Back in those days, disait l’invitation à l’exposition de l’artiste Hisae Ikenaga, née à Mexico City, travaillant aujourd’hui entre l’Espagne, la France et notre pays. Où elle s’est fait un nom, en 2020, en tant que lauréate du Leap, prix d’encouragement, ainsi qu’au fil d’expositions qui ont suivi à la galerie Nosbaum-Reding, aux Rotondes ou à l’OAI. La promesse était donc d’aller pour ainsi dire aux origines de son art, aux réalisations d’une artiste qui à l’époque avait à peine dépassé la trentaine. Ce qui excluait aussi l’idée d’une rétrospective, trop ambitieuse, et les salles, réduites, de l’espace CAW, à Walferdange (jusqu’au 20 mai), s’y seraient d’ailleurs opposées. Promesse tenue, disons-le d’emblée, donnant de quoi saisir les prémisses et comprendre les orientations qui ont suivi.
Autre chose dans l’invitation avait excité la curiosité : la photo extraite d’une vidéo, Table tennis, de 2011, on aura noté le renversement dans l’ordre des notions. Où l’on voit deux joueurs de ping-pong, de part et d’autre d’une table qu’on a sans doute raison de penser trop basse, adaptée au filet qui s’avère, lui, d’une longueur tout exagérée, allant bien au-delà de l’espace de jeu, ayant allure d’un véritable court central de grand chelem. Les dimensions d’un terrain de tennis y sont, il ne manque que les lignes, et le jeu se limite à la seule surface de la table.
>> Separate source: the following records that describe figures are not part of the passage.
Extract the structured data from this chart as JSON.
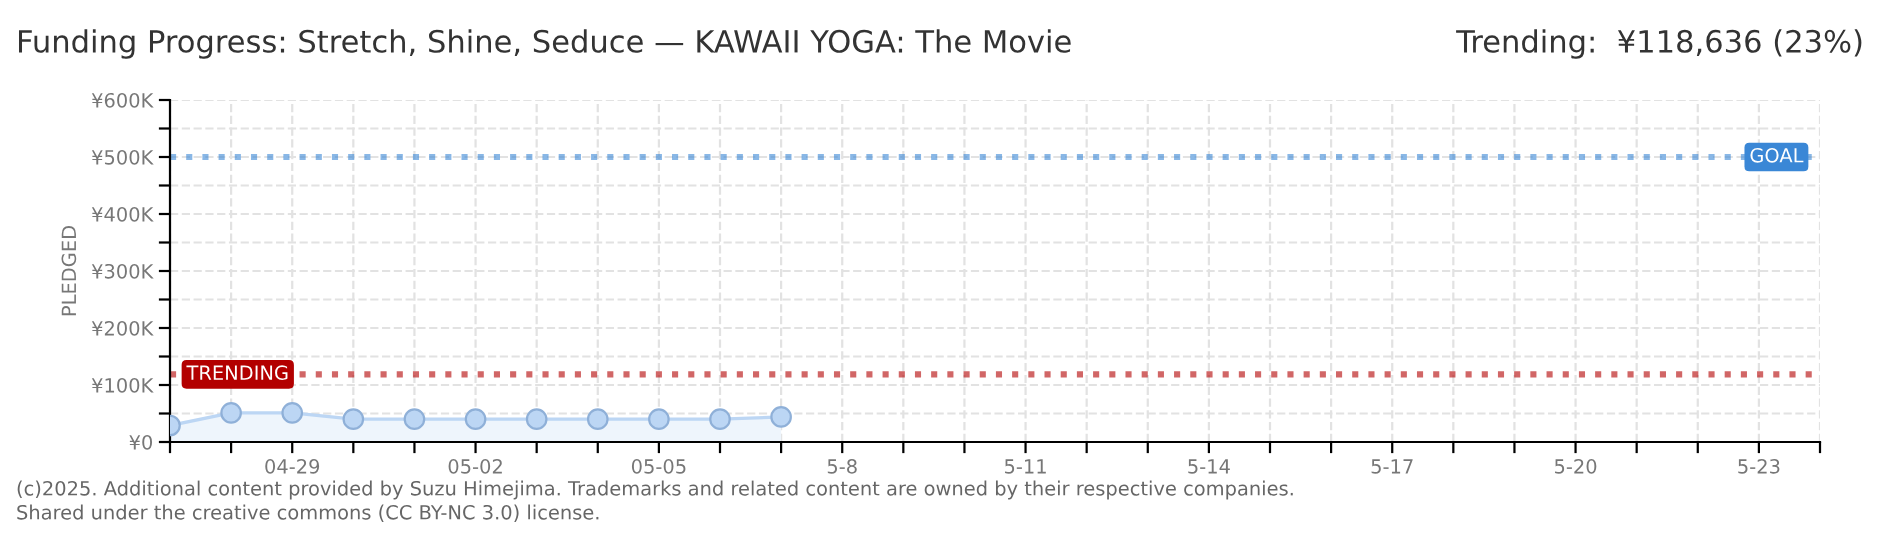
{
  "chart_data": {
    "type": "area",
    "title": "Funding Progress: Stretch, Shine, Seduce — KAWAII YOGA: The Movie",
    "subtitle": "Trending:  ¥118,636 (23%)",
    "ylabel": "PLEDGED",
    "x": [
      "2025-04-27",
      "2025-04-28",
      "2025-04-29",
      "2025-04-30",
      "2025-05-01",
      "2025-05-02",
      "2025-05-03",
      "2025-05-04",
      "2025-05-05",
      "2025-05-06",
      "2025-05-07"
    ],
    "series": [
      {
        "color": "#bcd6f4",
        "values": [
          29000,
          51000,
          51000,
          40000,
          40000,
          40000,
          40000,
          40000,
          40000,
          40000,
          44000
        ]
      }
    ],
    "marker": "circle",
    "grid": true,
    "xlim": [
      "2025-04-27",
      "2025-05-24"
    ],
    "xticks": [
      {
        "value": "2025-04-27",
        "label": null
      },
      {
        "value": "2025-04-28",
        "label": null
      },
      {
        "value": "2025-04-29",
        "label": "04-29"
      },
      {
        "value": "2025-04-30",
        "label": null
      },
      {
        "value": "2025-05-01",
        "label": null
      },
      {
        "value": "2025-05-02",
        "label": "05-02"
      },
      {
        "value": "2025-05-03",
        "label": null
      },
      {
        "value": "2025-05-04",
        "label": null
      },
      {
        "value": "2025-05-05",
        "label": "05-05"
      },
      {
        "value": "2025-05-06",
        "label": null
      },
      {
        "value": "2025-05-07",
        "label": null
      },
      {
        "value": "2025-05-08",
        "label": "5-8"
      },
      {
        "value": "2025-05-09",
        "label": null
      },
      {
        "value": "2025-05-10",
        "label": null
      },
      {
        "value": "2025-05-11",
        "label": "5-11"
      },
      {
        "value": "2025-05-12",
        "label": null
      },
      {
        "value": "2025-05-13",
        "label": null
      },
      {
        "value": "2025-05-14",
        "label": "5-14"
      },
      {
        "value": "2025-05-15",
        "label": null
      },
      {
        "value": "2025-05-16",
        "label": null
      },
      {
        "value": "2025-05-17",
        "label": "5-17"
      },
      {
        "value": "2025-05-18",
        "label": null
      },
      {
        "value": "2025-05-19",
        "label": null
      },
      {
        "value": "2025-05-20",
        "label": "5-20"
      },
      {
        "value": "2025-05-21",
        "label": null
      },
      {
        "value": "2025-05-22",
        "label": null
      },
      {
        "value": "2025-05-23",
        "label": "5-23"
      },
      {
        "value": "2025-05-24",
        "label": null
      }
    ],
    "ylim": [
      0,
      600000
    ],
    "yticks": [
      {
        "value": 0,
        "label": "¥0"
      },
      {
        "value": 50000,
        "label": null
      },
      {
        "value": 100000,
        "label": "¥100K"
      },
      {
        "value": 150000,
        "label": null
      },
      {
        "value": 200000,
        "label": "¥200K"
      },
      {
        "value": 250000,
        "label": null
      },
      {
        "value": 300000,
        "label": "¥300K"
      },
      {
        "value": 350000,
        "label": null
      },
      {
        "value": 400000,
        "label": "¥400K"
      },
      {
        "value": 450000,
        "label": null
      },
      {
        "value": 500000,
        "label": "¥500K"
      },
      {
        "value": 550000,
        "label": null
      },
      {
        "value": 600000,
        "label": "¥600K"
      }
    ],
    "ref_lines": [
      {
        "axis": "y",
        "value": 500000,
        "label": "GOAL",
        "color": "#3a87d6",
        "line_style": "dotted"
      },
      {
        "axis": "y",
        "value": 118636,
        "label": "TRENDING",
        "color": "#b30000",
        "line_style": "dotted"
      }
    ],
    "annotations": [
      "(c)2025. Additional content provided by Suzu Himejima. Trademarks and related content are owned by their respective companies.",
      "Shared under the creative commons (CC BY-NC 3.0) license."
    ]
  }
}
Avec des raquettes de ping-pong toutes banales, et les vêtements des joueurs avec le nom d’un équipementier connu signalent de même la réduction de l’exercice.
Il y a bien hybridation, croisement, ou mélange si l’on veut, ou encore pour reprendre un terme cher à Hisae Ikenaga que l’on retrouvera plus loin, incrustation de la table, et d’un sport dans un autre. Sans que les choses aillent plus loin. Cela ne perturbe pas autrement le jeu, les gestes et les mouvements des joueurs, les lois et les règles si jamais il y avait compétition. Or, c’est cela justement qu’on attend de l’art face au sport, un dérèglement, de la fantaisie, de la folie. La vidéo peut séduire par sa beauté indéniable, elle ne dérange pas, ne déstabilise pas, comme l’ont fait d’autres artistes, plus épris de dévergondage (ah, la répétition du préfixe en dit long), en modifiant par exemple la surface de jeu, en introduisant deux ballons dans une partie de basket, ou en faisant porter à des footballeurs des costumes de couturier italiens, peu faits pour un terrain boueux.
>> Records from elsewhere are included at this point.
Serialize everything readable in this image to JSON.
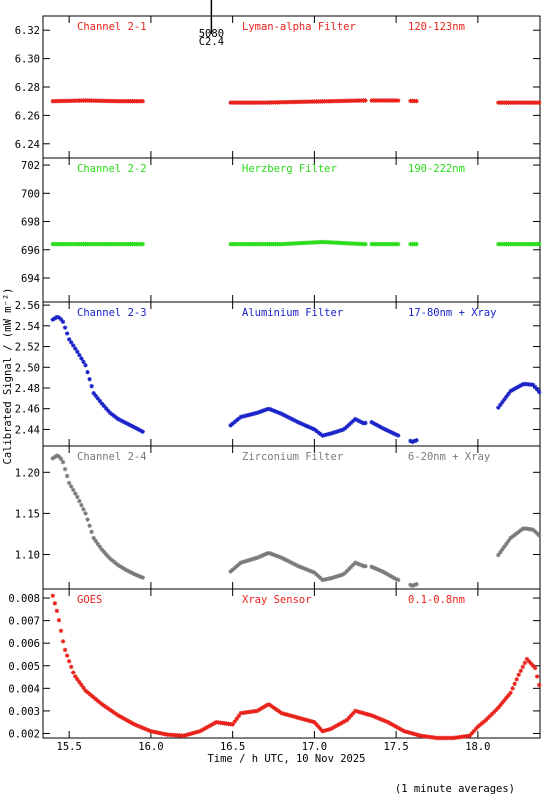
{
  "chart_data": [
    {
      "type": "scatter",
      "channel": "Channel 2-1",
      "filter": "Lyman-alpha Filter",
      "band": "120-123nm",
      "color": "#e8221a",
      "ylim": [
        6.23,
        6.33
      ],
      "yticks": [
        6.24,
        6.26,
        6.28,
        6.3,
        6.32
      ],
      "yticklabels": [
        "6.24",
        "6.26",
        "6.28",
        "6.30",
        "6.32"
      ],
      "markers": [
        {
          "x": 16.37,
          "label1": "5080",
          "label2": "C2.4"
        }
      ],
      "gaps": [
        [
          15.96,
          16.48
        ],
        [
          17.32,
          17.34
        ],
        [
          17.52,
          17.58
        ],
        [
          17.63,
          18.12
        ]
      ],
      "points": [
        [
          15.4,
          6.27
        ],
        [
          15.6,
          6.2705
        ],
        [
          15.8,
          6.27
        ],
        [
          15.96,
          6.27
        ],
        [
          16.48,
          6.269
        ],
        [
          16.7,
          6.269
        ],
        [
          16.9,
          6.2695
        ],
        [
          17.1,
          6.27
        ],
        [
          17.3,
          6.2705
        ],
        [
          17.5,
          6.2705
        ],
        [
          17.65,
          6.27
        ],
        [
          18.12,
          6.269
        ],
        [
          18.38,
          6.269
        ]
      ]
    },
    {
      "type": "scatter",
      "channel": "Channel 2-2",
      "filter": "Herzberg Filter",
      "band": "190-222nm",
      "color": "#2adc1a",
      "ylim": [
        692.3,
        702.5
      ],
      "yticks": [
        694,
        696,
        698,
        700,
        702
      ],
      "yticklabels": [
        "694",
        "696",
        "698",
        "700",
        "702"
      ],
      "gaps": [
        [
          15.96,
          16.48
        ],
        [
          17.32,
          17.34
        ],
        [
          17.52,
          17.58
        ],
        [
          17.63,
          18.12
        ]
      ],
      "points": [
        [
          15.4,
          696.4
        ],
        [
          15.7,
          696.4
        ],
        [
          15.96,
          696.4
        ],
        [
          16.48,
          696.4
        ],
        [
          16.8,
          696.4
        ],
        [
          17.05,
          696.55
        ],
        [
          17.3,
          696.4
        ],
        [
          17.5,
          696.4
        ],
        [
          17.62,
          696.4
        ],
        [
          18.12,
          696.4
        ],
        [
          18.38,
          696.4
        ]
      ]
    },
    {
      "type": "scatter",
      "channel": "Channel 2-3",
      "filter": "Aluminium Filter",
      "band": "17-80nm + Xray",
      "color": "#1a22c8",
      "ylim": [
        2.424,
        2.563
      ],
      "yticks": [
        2.44,
        2.46,
        2.48,
        2.5,
        2.52,
        2.54,
        2.56
      ],
      "yticklabels": [
        "2.44",
        "2.46",
        "2.48",
        "2.50",
        "2.52",
        "2.54",
        "2.56"
      ],
      "gaps": [
        [
          15.96,
          16.48
        ],
        [
          17.32,
          17.34
        ],
        [
          17.52,
          17.58
        ],
        [
          17.63,
          18.12
        ]
      ],
      "points": [
        [
          15.4,
          2.546
        ],
        [
          15.43,
          2.549
        ],
        [
          15.46,
          2.545
        ],
        [
          15.5,
          2.527
        ],
        [
          15.55,
          2.515
        ],
        [
          15.6,
          2.502
        ],
        [
          15.65,
          2.475
        ],
        [
          15.7,
          2.465
        ],
        [
          15.75,
          2.456
        ],
        [
          15.8,
          2.45
        ],
        [
          15.85,
          2.446
        ],
        [
          15.9,
          2.442
        ],
        [
          15.96,
          2.437
        ],
        [
          16.48,
          2.443
        ],
        [
          16.55,
          2.452
        ],
        [
          16.65,
          2.456
        ],
        [
          16.72,
          2.46
        ],
        [
          16.8,
          2.455
        ],
        [
          16.9,
          2.447
        ],
        [
          17.0,
          2.44
        ],
        [
          17.05,
          2.434
        ],
        [
          17.1,
          2.436
        ],
        [
          17.18,
          2.44
        ],
        [
          17.25,
          2.45
        ],
        [
          17.3,
          2.446
        ],
        [
          17.35,
          2.447
        ],
        [
          17.42,
          2.441
        ],
        [
          17.5,
          2.435
        ],
        [
          17.6,
          2.428
        ],
        [
          18.12,
          2.46
        ],
        [
          18.2,
          2.477
        ],
        [
          18.28,
          2.484
        ],
        [
          18.34,
          2.483
        ],
        [
          18.38,
          2.475
        ]
      ]
    },
    {
      "type": "scatter",
      "channel": "Channel 2-4",
      "filter": "Zirconium Filter",
      "band": "6-20nm + Xray",
      "color": "#7a7a7a",
      "ylim": [
        1.058,
        1.232
      ],
      "yticks": [
        1.1,
        1.15,
        1.2
      ],
      "yticklabels": [
        "1.10",
        "1.15",
        "1.20"
      ],
      "gaps": [
        [
          15.96,
          16.48
        ],
        [
          17.32,
          17.34
        ],
        [
          17.52,
          17.58
        ],
        [
          17.63,
          18.12
        ]
      ],
      "points": [
        [
          15.4,
          1.217
        ],
        [
          15.43,
          1.221
        ],
        [
          15.46,
          1.214
        ],
        [
          15.5,
          1.187
        ],
        [
          15.55,
          1.17
        ],
        [
          15.6,
          1.15
        ],
        [
          15.65,
          1.12
        ],
        [
          15.7,
          1.106
        ],
        [
          15.75,
          1.095
        ],
        [
          15.8,
          1.087
        ],
        [
          15.85,
          1.081
        ],
        [
          15.9,
          1.076
        ],
        [
          15.96,
          1.071
        ],
        [
          16.48,
          1.078
        ],
        [
          16.55,
          1.09
        ],
        [
          16.65,
          1.096
        ],
        [
          16.72,
          1.102
        ],
        [
          16.8,
          1.096
        ],
        [
          16.9,
          1.086
        ],
        [
          17.0,
          1.078
        ],
        [
          17.05,
          1.069
        ],
        [
          17.1,
          1.071
        ],
        [
          17.18,
          1.076
        ],
        [
          17.25,
          1.09
        ],
        [
          17.3,
          1.086
        ],
        [
          17.35,
          1.085
        ],
        [
          17.42,
          1.079
        ],
        [
          17.5,
          1.07
        ],
        [
          17.6,
          1.062
        ],
        [
          18.12,
          1.098
        ],
        [
          18.2,
          1.12
        ],
        [
          18.28,
          1.132
        ],
        [
          18.34,
          1.13
        ],
        [
          18.38,
          1.122
        ]
      ]
    },
    {
      "type": "scatter",
      "channel": "GOES",
      "filter": "Xray Sensor",
      "band": "0.1-0.8nm",
      "color": "#e8221a",
      "ylim": [
        0.0018,
        0.0084
      ],
      "yticks": [
        0.002,
        0.003,
        0.004,
        0.005,
        0.006,
        0.007,
        0.008
      ],
      "yticklabels": [
        "0.002",
        "0.003",
        "0.004",
        "0.005",
        "0.006",
        "0.007",
        "0.008"
      ],
      "gaps": [],
      "points": [
        [
          15.4,
          0.0081
        ],
        [
          15.43,
          0.0073
        ],
        [
          15.47,
          0.0058
        ],
        [
          15.53,
          0.0046
        ],
        [
          15.6,
          0.0039
        ],
        [
          15.7,
          0.0033
        ],
        [
          15.8,
          0.0028
        ],
        [
          15.9,
          0.0024
        ],
        [
          16.0,
          0.0021
        ],
        [
          16.1,
          0.00195
        ],
        [
          16.2,
          0.0019
        ],
        [
          16.3,
          0.0021
        ],
        [
          16.4,
          0.0025
        ],
        [
          16.5,
          0.0024
        ],
        [
          16.55,
          0.0029
        ],
        [
          16.65,
          0.003
        ],
        [
          16.72,
          0.0033
        ],
        [
          16.8,
          0.0029
        ],
        [
          16.9,
          0.0027
        ],
        [
          17.0,
          0.0025
        ],
        [
          17.05,
          0.0021
        ],
        [
          17.1,
          0.0022
        ],
        [
          17.2,
          0.0026
        ],
        [
          17.25,
          0.003
        ],
        [
          17.35,
          0.0028
        ],
        [
          17.45,
          0.0025
        ],
        [
          17.55,
          0.0021
        ],
        [
          17.65,
          0.0019
        ],
        [
          17.75,
          0.0018
        ],
        [
          17.85,
          0.0018
        ],
        [
          17.95,
          0.0019
        ],
        [
          18.0,
          0.0023
        ],
        [
          18.05,
          0.0026
        ],
        [
          18.12,
          0.0031
        ],
        [
          18.2,
          0.0038
        ],
        [
          18.25,
          0.0046
        ],
        [
          18.3,
          0.0053
        ],
        [
          18.35,
          0.0049
        ],
        [
          18.38,
          0.004
        ]
      ]
    }
  ],
  "axes": {
    "xlim": [
      15.34,
      18.38
    ],
    "xticks": [
      15.5,
      16.0,
      16.5,
      17.0,
      17.5,
      18.0
    ],
    "xticklabels": [
      "15.5",
      "16.0",
      "16.5",
      "17.0",
      "17.5",
      "18.0"
    ],
    "xlabel": "Time / h UTC, 10 Nov 2025",
    "ylabel": "Calibrated Signal / (mW m⁻²)"
  },
  "footnote": "(1 minute averages)"
}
Vidéo trop sage, conclura-t-on, mais Hisae Ikenaga se rattrapera dans une autre salle, avec des sculptures en bois intitulées, a contrario et à raison, en reprenant le mot qui normalement sied à quelque ornement : Incrusté II et Incrusté III, avec leurs pièces de menuiserie, bibliothèque, table de chevet, cadre, assemblées à tort et à travers, articulées sans discernement, désarticulées au gré de l’art. C’est bizarre, c’est capricieux, c’est un compliment que de se souvenir en l’occurrence de l’artiste allemand Reiner Ruthenbeck, plus conceptuel, il est vrai, dans l’esprit des années 70 et 80.
Fait face à ces deux stèles baroques, la rigueur géométrique du Cube de chaises, lui aussi de 2012, fait de douze chaises, pas moins, défaites, disloquées, avec leurs vis. Et là encore, Tony Cragg et ses empilements, comme Stack, de 1975, peuvent remonter de nos souvenirs lointains. Comme le sculpteur anglais, Hisae Ikenaga est par ailleurs une matérialiste.
L’exposition comporte en outre une douzaine d’œuvres de taille plus réduite, jouant des mêmes effets. Comme ces meubles entassés, en bronze, de 2009, ne dépassant pas les trente-cinq centimètres sur vingt-cinq et vingt. Ou sur un socle, des balles de golf et des coraux blancs, agglutinés, de 2009 également. Hisae Ikenaga y revient au sport, avec cette facétieuse constatation : Apparemment, il y avait un terrain de golf à côté de cette plage.